At South Platte Park, in southwest Metro Denver, a trail meanders along a low ridge on the west side of Eaglewatch Lake. Winding through a landscape of shrubby meadows, lakeside woodlands and groves of cottonwoods, this trail is one of the better avenues for observing woodland songbirds in the south Metro Area.
During the warmer months, yellow-breasted chats are especially common here, delivering their endless sermons from woodland pulpits, their colorful vestments glowing in the bright morning sun; I observed seven of them today, spaced along the ridge. Other common summer residents include gray catbirds, broad-tailed hummingbirds, yellow warblers, Bullock's orioles, western pewees and house wrens; among the permanent residents are great horned owls, Cooper's hawks, northern flickers, cedar waxwings and black-capped chickadees and this lakeside ridge is a magnet for migrant warblers, vireos and other songbirds (e.g. western tanagers) that stop to rest and feed on their way to the mountains.

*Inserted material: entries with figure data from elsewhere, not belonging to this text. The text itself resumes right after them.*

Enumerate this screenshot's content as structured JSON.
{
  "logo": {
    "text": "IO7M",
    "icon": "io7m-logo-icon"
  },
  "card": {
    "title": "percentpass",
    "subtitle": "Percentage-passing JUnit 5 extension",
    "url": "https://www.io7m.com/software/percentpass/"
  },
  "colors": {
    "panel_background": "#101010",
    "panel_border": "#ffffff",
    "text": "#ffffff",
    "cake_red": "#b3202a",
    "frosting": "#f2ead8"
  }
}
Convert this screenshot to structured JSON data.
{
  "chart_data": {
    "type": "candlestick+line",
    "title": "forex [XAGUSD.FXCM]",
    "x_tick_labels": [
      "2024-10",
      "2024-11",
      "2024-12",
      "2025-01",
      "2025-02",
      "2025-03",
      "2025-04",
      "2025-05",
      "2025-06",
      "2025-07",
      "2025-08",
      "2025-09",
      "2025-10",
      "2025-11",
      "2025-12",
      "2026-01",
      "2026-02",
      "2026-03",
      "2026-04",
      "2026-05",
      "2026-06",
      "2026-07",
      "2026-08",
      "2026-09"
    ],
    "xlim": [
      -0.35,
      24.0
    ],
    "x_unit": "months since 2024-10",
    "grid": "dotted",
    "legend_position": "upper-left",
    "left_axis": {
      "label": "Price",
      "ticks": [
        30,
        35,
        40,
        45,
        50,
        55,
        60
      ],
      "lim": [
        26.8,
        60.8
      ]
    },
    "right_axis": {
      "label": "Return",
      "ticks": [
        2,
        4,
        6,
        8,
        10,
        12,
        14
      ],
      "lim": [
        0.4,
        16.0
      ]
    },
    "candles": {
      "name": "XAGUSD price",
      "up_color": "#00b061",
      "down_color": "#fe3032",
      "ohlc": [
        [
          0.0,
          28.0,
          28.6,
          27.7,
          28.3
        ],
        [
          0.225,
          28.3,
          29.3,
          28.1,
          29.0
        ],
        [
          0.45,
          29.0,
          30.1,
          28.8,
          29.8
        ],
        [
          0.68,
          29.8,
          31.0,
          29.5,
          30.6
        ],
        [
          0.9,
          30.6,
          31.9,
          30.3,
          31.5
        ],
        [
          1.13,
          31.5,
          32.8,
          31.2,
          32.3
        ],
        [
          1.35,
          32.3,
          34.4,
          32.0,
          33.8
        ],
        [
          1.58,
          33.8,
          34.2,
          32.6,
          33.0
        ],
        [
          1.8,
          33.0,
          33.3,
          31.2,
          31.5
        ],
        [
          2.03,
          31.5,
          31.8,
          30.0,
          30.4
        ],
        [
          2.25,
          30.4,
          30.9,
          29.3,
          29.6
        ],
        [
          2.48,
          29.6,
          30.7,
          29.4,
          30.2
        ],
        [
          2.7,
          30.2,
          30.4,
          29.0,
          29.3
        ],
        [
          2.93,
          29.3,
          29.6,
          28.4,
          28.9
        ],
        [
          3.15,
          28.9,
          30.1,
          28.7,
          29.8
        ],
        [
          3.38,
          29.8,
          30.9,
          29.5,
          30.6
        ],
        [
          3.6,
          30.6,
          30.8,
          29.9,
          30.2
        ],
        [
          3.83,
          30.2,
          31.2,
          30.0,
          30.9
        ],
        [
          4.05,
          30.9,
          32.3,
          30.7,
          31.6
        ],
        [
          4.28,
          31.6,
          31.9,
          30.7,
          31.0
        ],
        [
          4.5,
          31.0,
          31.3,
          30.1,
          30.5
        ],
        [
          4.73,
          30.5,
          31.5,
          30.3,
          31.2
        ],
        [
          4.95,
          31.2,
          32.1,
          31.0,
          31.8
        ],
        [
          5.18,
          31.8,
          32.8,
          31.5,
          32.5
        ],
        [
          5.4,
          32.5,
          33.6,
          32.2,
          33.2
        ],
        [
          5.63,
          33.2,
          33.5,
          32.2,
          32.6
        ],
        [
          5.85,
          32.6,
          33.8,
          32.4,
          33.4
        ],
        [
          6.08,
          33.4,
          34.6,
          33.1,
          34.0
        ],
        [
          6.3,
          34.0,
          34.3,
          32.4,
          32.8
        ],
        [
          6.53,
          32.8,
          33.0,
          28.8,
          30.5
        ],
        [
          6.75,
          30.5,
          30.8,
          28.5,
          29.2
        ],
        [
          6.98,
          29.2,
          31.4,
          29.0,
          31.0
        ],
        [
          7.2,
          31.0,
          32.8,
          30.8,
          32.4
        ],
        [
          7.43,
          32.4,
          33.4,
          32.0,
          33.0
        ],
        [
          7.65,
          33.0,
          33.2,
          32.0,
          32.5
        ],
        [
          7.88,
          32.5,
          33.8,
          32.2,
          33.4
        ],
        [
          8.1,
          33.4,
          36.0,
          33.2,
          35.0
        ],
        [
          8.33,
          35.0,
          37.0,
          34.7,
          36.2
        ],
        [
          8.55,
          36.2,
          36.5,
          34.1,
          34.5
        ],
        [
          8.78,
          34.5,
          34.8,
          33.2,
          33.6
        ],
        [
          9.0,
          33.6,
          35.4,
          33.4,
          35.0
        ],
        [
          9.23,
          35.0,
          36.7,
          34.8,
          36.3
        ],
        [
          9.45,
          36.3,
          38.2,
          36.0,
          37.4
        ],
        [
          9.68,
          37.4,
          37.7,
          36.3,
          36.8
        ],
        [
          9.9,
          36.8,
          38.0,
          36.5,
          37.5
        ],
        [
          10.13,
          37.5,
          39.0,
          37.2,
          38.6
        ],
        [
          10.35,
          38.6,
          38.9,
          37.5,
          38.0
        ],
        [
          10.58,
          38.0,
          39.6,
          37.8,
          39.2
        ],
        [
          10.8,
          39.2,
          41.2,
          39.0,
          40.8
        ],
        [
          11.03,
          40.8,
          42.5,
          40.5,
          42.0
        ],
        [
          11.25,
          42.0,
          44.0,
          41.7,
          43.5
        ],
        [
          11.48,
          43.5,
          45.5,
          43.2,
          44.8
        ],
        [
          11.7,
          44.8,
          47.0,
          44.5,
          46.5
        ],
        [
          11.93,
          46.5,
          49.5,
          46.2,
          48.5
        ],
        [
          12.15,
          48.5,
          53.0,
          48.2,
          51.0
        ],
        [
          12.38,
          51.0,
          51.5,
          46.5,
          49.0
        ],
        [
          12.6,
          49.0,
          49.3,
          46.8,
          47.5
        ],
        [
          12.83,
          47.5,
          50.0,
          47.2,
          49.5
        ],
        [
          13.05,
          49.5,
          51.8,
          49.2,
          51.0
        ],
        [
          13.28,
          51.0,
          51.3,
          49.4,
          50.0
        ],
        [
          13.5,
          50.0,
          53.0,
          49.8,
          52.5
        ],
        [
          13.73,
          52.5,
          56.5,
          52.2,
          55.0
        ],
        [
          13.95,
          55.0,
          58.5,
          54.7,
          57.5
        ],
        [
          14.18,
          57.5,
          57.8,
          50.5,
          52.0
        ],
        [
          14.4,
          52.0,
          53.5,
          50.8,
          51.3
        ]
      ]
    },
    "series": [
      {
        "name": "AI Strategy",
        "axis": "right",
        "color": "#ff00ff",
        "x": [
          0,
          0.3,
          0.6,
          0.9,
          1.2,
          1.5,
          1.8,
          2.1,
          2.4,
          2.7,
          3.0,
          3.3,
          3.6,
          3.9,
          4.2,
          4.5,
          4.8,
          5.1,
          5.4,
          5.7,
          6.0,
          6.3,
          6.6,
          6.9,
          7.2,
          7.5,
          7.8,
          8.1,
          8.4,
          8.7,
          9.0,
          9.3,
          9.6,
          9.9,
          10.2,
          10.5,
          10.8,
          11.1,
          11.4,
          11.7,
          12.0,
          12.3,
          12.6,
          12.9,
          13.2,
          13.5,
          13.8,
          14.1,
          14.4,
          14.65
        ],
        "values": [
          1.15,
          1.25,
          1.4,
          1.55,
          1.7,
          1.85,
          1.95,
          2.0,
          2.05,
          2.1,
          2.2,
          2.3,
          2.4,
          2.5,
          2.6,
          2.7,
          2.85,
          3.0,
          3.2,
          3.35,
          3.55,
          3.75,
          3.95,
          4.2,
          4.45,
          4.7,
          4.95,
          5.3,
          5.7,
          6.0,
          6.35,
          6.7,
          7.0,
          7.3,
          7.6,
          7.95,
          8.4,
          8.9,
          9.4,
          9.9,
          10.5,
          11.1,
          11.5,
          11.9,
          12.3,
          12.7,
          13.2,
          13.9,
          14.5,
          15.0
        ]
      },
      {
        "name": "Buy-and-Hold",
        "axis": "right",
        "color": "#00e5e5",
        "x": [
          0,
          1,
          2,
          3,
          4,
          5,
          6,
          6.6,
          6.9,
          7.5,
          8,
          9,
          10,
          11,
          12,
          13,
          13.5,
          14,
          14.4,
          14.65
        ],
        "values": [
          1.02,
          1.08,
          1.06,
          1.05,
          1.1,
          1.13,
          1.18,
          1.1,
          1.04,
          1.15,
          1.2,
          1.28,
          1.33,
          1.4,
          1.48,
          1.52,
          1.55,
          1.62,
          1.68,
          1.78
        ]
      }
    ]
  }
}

In addition, the "chat alley" trail offers broad views of Eaglewatch Lake, which attracts double-crested cormorants, American white pelicans, ospreys, bald eagles, western grebes and a wide variety of waterfowl in the course of the year. The chats may steal the show on summer mornings but this lakeside ridge has much to offer in any season; the trail is best accessed from parking areas near C-470, via the southern Park entrance from Platte Canyon Road.